La brindisina, 28 anni da compiere, è vincitrice dell’ultimo concorso: “Ho realizzato un sogno, sono nipote d’arte perché mio zio Giancarlo è pompiere”. E’ una delle dieci ragazze su 400 candidati che hanno superato le prove

BRINDISI – E’ partita da Brindisi con il cuore gonfio di emozioni: voleva diventare vigile del fuoco e lo è diventata, Roberta Zullino, 28 anni da compiere. E’ stata destinata a Pavia, dopo aver vinto il concorso nazionale, ed è il primo vigile del fuoco donna che ha preso servizio a Pavia.

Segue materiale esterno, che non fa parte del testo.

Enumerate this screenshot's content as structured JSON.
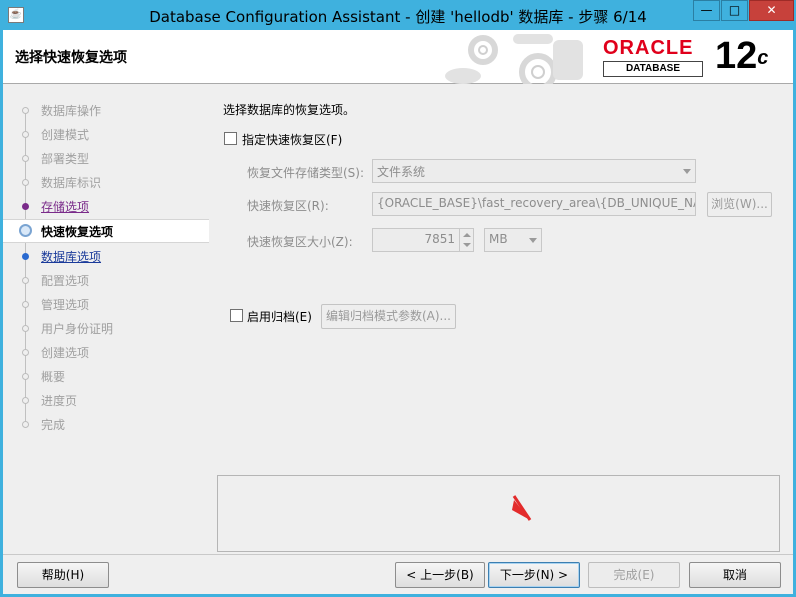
{
  "window": {
    "title": "Database Configuration Assistant - 创建 'hellodb' 数据库 - 步骤 6/14",
    "minimize": "—",
    "maximize": "□",
    "close": "✕"
  },
  "banner": {
    "heading": "选择快速恢复选项",
    "logo_word": "ORACLE",
    "logo_sub": "DATABASE",
    "version": "12",
    "version_suffix": "c"
  },
  "steps": [
    {
      "label": "数据库操作",
      "state": "disabled"
    },
    {
      "label": "创建模式",
      "state": "disabled"
    },
    {
      "label": "部署类型",
      "state": "disabled"
    },
    {
      "label": "数据库标识",
      "state": "disabled"
    },
    {
      "label": "存储选项",
      "state": "visited"
    },
    {
      "label": "快速恢复选项",
      "state": "current"
    },
    {
      "label": "数据库选项",
      "state": "link"
    },
    {
      "label": "配置选项",
      "state": "disabled"
    },
    {
      "label": "管理选项",
      "state": "disabled"
    },
    {
      "label": "用户身份证明",
      "state": "disabled"
    },
    {
      "label": "创建选项",
      "state": "disabled"
    },
    {
      "label": "概要",
      "state": "disabled"
    },
    {
      "label": "进度页",
      "state": "disabled"
    },
    {
      "label": "完成",
      "state": "disabled"
    }
  ],
  "form": {
    "intro": "选择数据库的恢复选项。",
    "fast_recovery_checkbox": "指定快速恢复区(F)",
    "storage_type_label": "恢复文件存储类型(S):",
    "storage_type_value": "文件系统",
    "recovery_area_label": "快速恢复区(R):",
    "recovery_area_value": "{ORACLE_BASE}\\fast_recovery_area\\{DB_UNIQUE_NAME}",
    "browse_button": "浏览(W)...",
    "size_label": "快速恢复区大小(Z):",
    "size_value": "7851",
    "size_unit": "MB",
    "archive_checkbox": "启用归档(E)",
    "archive_params_button": "编辑归档模式参数(A)..."
  },
  "buttons": {
    "help": "帮助(H)",
    "back": "< 上一步(B)",
    "next": "下一步(N) >",
    "finish": "完成(E)",
    "cancel": "取消"
  },
  "colors": {
    "oracle_red": "#e0001b",
    "title_bar": "#3fb1de",
    "close_button": "#c7413b",
    "cursor_red": "#e32b2b"
  }
}
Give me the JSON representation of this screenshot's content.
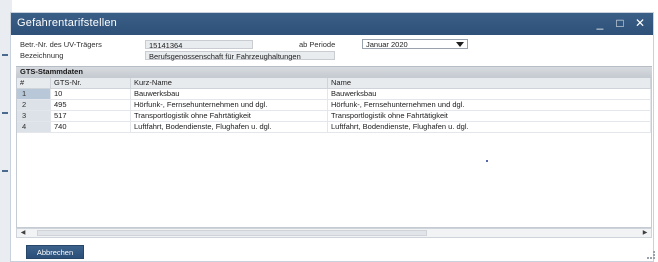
{
  "window": {
    "title": "Gefahrentarifstellen",
    "controls": {
      "minimize": "_",
      "maximize": "□",
      "close": "✕"
    }
  },
  "form": {
    "betr_nr_label": "Betr.-Nr. des UV-Trägers",
    "betr_nr_value": "15141364",
    "ab_periode_label": "ab Periode",
    "ab_periode_value": "Januar 2020",
    "bezeichnung_label": "Bezeichnung",
    "bezeichnung_value": "Berufsgenossenschaft für Fahrzeughaltungen"
  },
  "gts": {
    "section_title": "GTS-Stammdaten",
    "columns": [
      "#",
      "GTS-Nr.",
      "Kurz-Name",
      "Name"
    ],
    "rows": [
      {
        "num": "1",
        "gts_nr": "10",
        "kurz_name": "Bauwerksbau",
        "name": "Bauwerksbau"
      },
      {
        "num": "2",
        "gts_nr": "495",
        "kurz_name": "Hörfunk-, Fernsehunternehmen und dgl.",
        "name": "Hörfunk-, Fernsehunternehmen und dgl."
      },
      {
        "num": "3",
        "gts_nr": "517",
        "kurz_name": "Transportlogistik ohne Fahrtätigkeit",
        "name": "Transportlogistik ohne Fahrtätigkeit"
      },
      {
        "num": "4",
        "gts_nr": "740",
        "kurz_name": "Luftfahrt, Bodendienste, Flughafen u. dgl.",
        "name": "Luftfahrt, Bodendienste, Flughafen u. dgl."
      }
    ]
  },
  "scrollbar": {
    "left_arrow": "◀",
    "right_arrow": "▶"
  },
  "actions": {
    "cancel_label": "Abbrechen"
  },
  "colors": {
    "titlebar": "#2e5079",
    "button": "#2b4f79",
    "section_header": "#c6cbd1"
  }
}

Lì nella lontana città della Lombardia ha iniziato a lavorare lo scorso 5 giugno, dopo essere riuscita a superare tutte le prove. Su 400 vincitori, dieci sono donne. Lei quella divisa l’ha vista e accarezzata da piccola maturando il sogno di poterla indossare: “Sono vigile del fuoco come mio zio Giancarlo”, racconta. E’ stata anche intervistata dai giornalisti delle testate locali incuriositi dal primato. Perché a Pavia vigili del fuoco donna prima di Roberta Zullino non ce ne sono state.

“E’ stato mio zio a dirmi che c’era il concorso e l’ho fatto”, continua dimostrando la determinazione di cui parla chi la conosce bene dai tempi della scuola. Dopo il diploma si è iscritta all’università degli studi di Bari, per frequentare il corso di Laurea in Economia. Lo stesso giorno della prova finale, avrebbe dovuto sostenere l’esame di Diritto Pubblico. “Per ora ho sospeso l’università, più avanti magari riprendo. Al momento mi sto dedicando al lavoro, arrivato dopo studi e sacrifici”.

Dure sono state le prove, dai quiz sino a quelle fisiche che richiedono notevole forza di volontà. E Roberta Zullino ha dimostrato di averne, stando ai punti assegnati: “In alcuni casi anche più degli uomini”. L’ultimo passo da compiere è nella direzione della specializzazione: “Per portare avanti l’eredità di mio zio, mi piacerebbe fare la specializzazione Saf, ovvero speleo-alpino-fluviale”.

A Brindisi ha lasciato gli affetti, c’è la sua granda famiglia, ci sono i genitori, il fratello minore e la sorella maggiore che l’ha resa zia di un piccolo ometto che le ha rubato il cuore. Gli zii, i cugini e  gli amici di sempre.